7:47am - PC staff confirm to reporting customer that the issue has been identified, mitigation has commenced, issues should subside (given the substantial reduction in table usage/etc. from pulling transit routes). PC staff discuss plan of action, now that all external BGP sessions are now down, or will be soon.
7:49am - Initial customer reports a new route (internally transiting from core01.tor1, over, and through core02.tor1) is having the same issues. PC staff recognize that limping the core02.tor1 router along for any amount of time is not going to be feasible. An immediate reboot is required to flush the CEF tables.
7:56am - All tor2 facility traffic transiting core02.tor1 is shutdown to ensure issues remain isolated.
8:04am - A tweet is posted confirming that core02.tor1 will require an emergency reboot.
8:08am - All peering sessions on core02.tor1 have been shutdown, along with all customer peering sessions (where we know customers have alternative BGP paths).
8:11am - Metrics across the network are bumped to ensure all traffic (VIA BGP, ISIS, etc.) avoid the router outright. Core02.tor1 is now fully isolated from the network, and not impacting any customers (besides directly connected BGP customers, who now have one less path).
8:11am - PC staff determine the emergency reboot, will require all the same steps as the maintenance. The router is prepped for the minor OS upgrade that was planned for 24-Oct-2021, since it will not add any additional impact to the network/event.
8:21am - Core02.tor1 is rebooted.
8:30am - Core02.tor1 is back online, the shutdown/re-start have gone without any incidents/hiccups, PC staff realize they forgot the monitoring server was directly connected to core02.tor1, and several monitoring notices have slipped out (since the monitoring server lost its gateway). A tweet is posted to confirm/clarify this, and the mail queue on the monitoring server is flushed of such notices to prevent additional erroneous alerts from getting out.
8:30am - 9:30am - PC staff methodically reintroduce traffic/routes/BGP sessions to the core02.tor1 router to ensure that the device does not become overwhelmed, preventing any further impact to the network.
9:22am - A tweet is posted, confirming the incident is now closed out, all traffic has been fully returned to core02.tor1, and the maintenance scheduled for 24-Oct-2021 is no longer necessary, as all involved work has been performed.

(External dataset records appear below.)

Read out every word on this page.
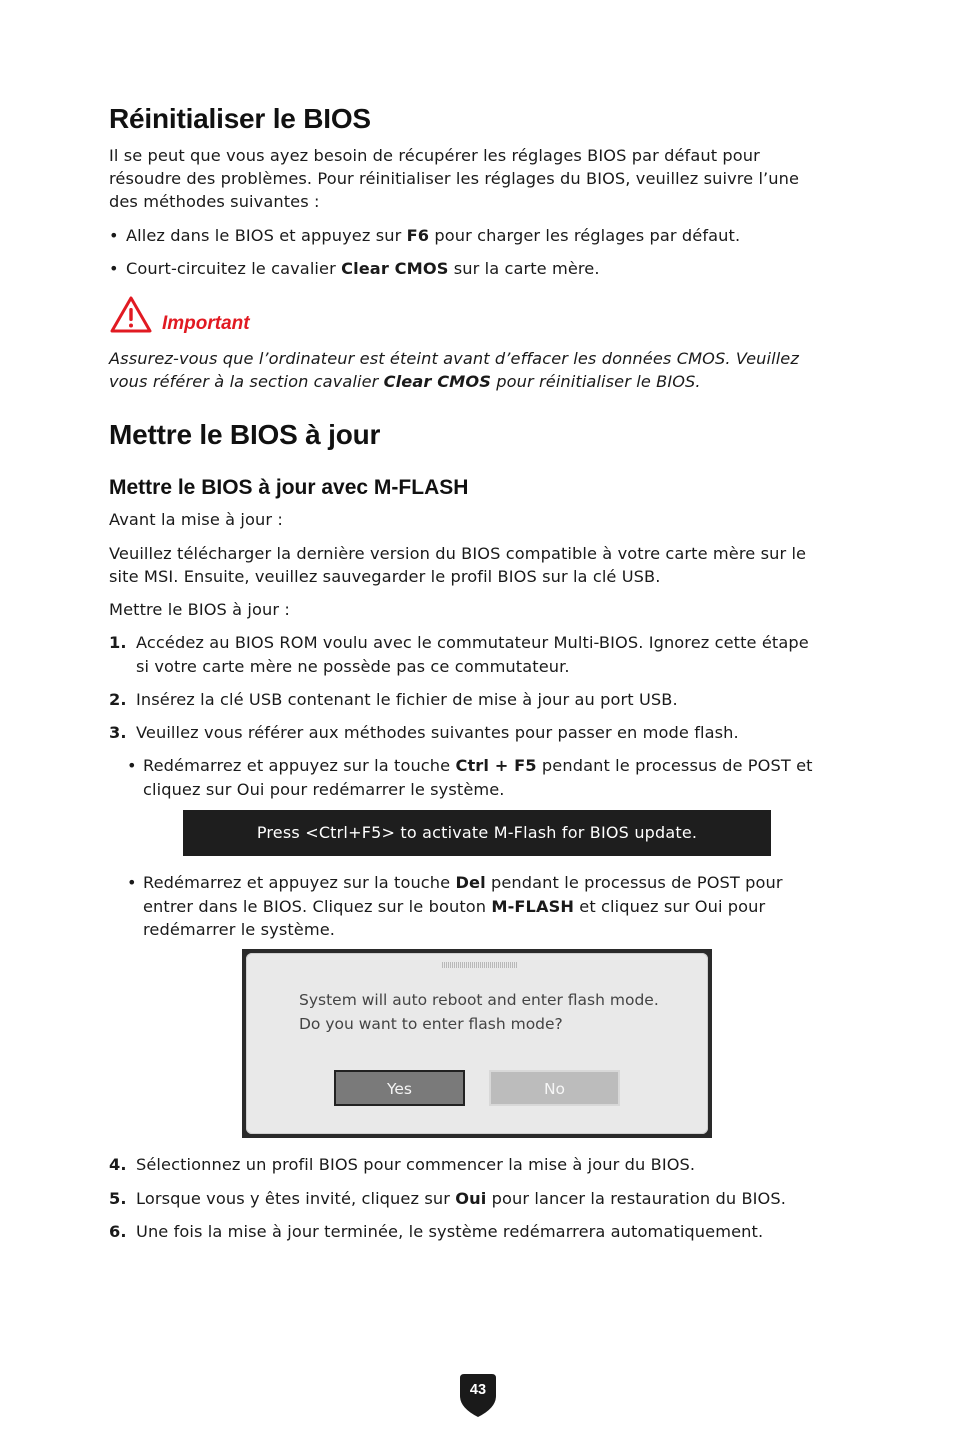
Réinitialiser le BIOS

Il se peut que vous ayez besoin de récupérer les réglages BIOS par défaut pour

résoudre des problèmes. Pour réinitialiser les réglages du BIOS, veuillez suivre l’une

des méthodes suivantes :

• Allez dans le BIOS et appuyez sur F6 pour charger les réglages par défaut.
• Court-circuitez le cavalier Clear CMOS sur la carte mère.
Important

Assurez-vous que l’ordinateur est éteint avant d’effacer les données CMOS. Veuillez

vous référer à la section cavalier Clear CMOS pour réinitialiser le BIOS.

Mettre le BIOS à jour
Mettre le BIOS à jour avec M-FLASH

Avant la mise à jour :

Veuillez télécharger la dernière version du BIOS compatible à votre carte mère sur le

site MSI. Ensuite, veuillez sauvegarder le profil BIOS sur la clé USB.

Mettre le BIOS à jour :

1. Accédez au BIOS ROM voulu avec le commutateur Multi-BIOS. Ignorez cette étape
si votre carte mère ne possède pas ce commutateur.
2. Insérez la clé USB contenant le fichier de mise à jour au port USB.
3. Veuillez vous référer aux méthodes suivantes pour passer en mode flash.
• Redémarrez et appuyez sur la touche Ctrl + F5 pendant le processus de POST et
cliquez sur Oui pour redémarrer le système.
• Redémarrez et appuyez sur la touche Del pendant le processus de POST pour
entrer dans le BIOS. Cliquez sur le bouton M-FLASH et cliquez sur Oui pour
redémarrer le système.
4. Sélectionnez un profil BIOS pour commencer la mise à jour du BIOS.
5. Lorsque vous y êtes invité, cliquez sur Oui pour lancer la restauration du BIOS.
6. Une fois la mise à jour terminée, le système redémarrera automatiquement.
Press <Ctrl+F5> to activate M-Flash for BIOS update.
System will auto reboot and enter flash mode.
Do you want to enter flash mode?
Yes	No
43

As noted in the tweets (and events above), to re-iterate: The maintenance scheduled for core02.tor1 on 24-Oct-2021 is cancelled, given it was addressed with the emergency maintenance/reboot performed during this incident.

Preventative Measures:

As with the issue experienced on 07-Oct-2021 with core01.tor1, the best way to prevent CEF table bugs of this nature, is to ensure that routers do not have extensive uptimes (into the multiple years). In light of the issues suffered by core01.tor1, we had already planned preventative maintenance for this device, specifically to address the excessive uptime; Unfortunately the core02.tor1 router ran into the bug 4 days before said scheduled maintenance would have addressed the issue.

We do not expect core01.tor1, nor core02.tor1 to experience this sort of issue again in their existing hardware lifetimes (as plans have been play for awhile now, to replace both routers with newer hardware models).

Please let me know directly if you require further details, or have any questions, or concerns regarding either this event, or this post-mortem. Once again I'd like to extend my apologies for any inconvenience caused by this event.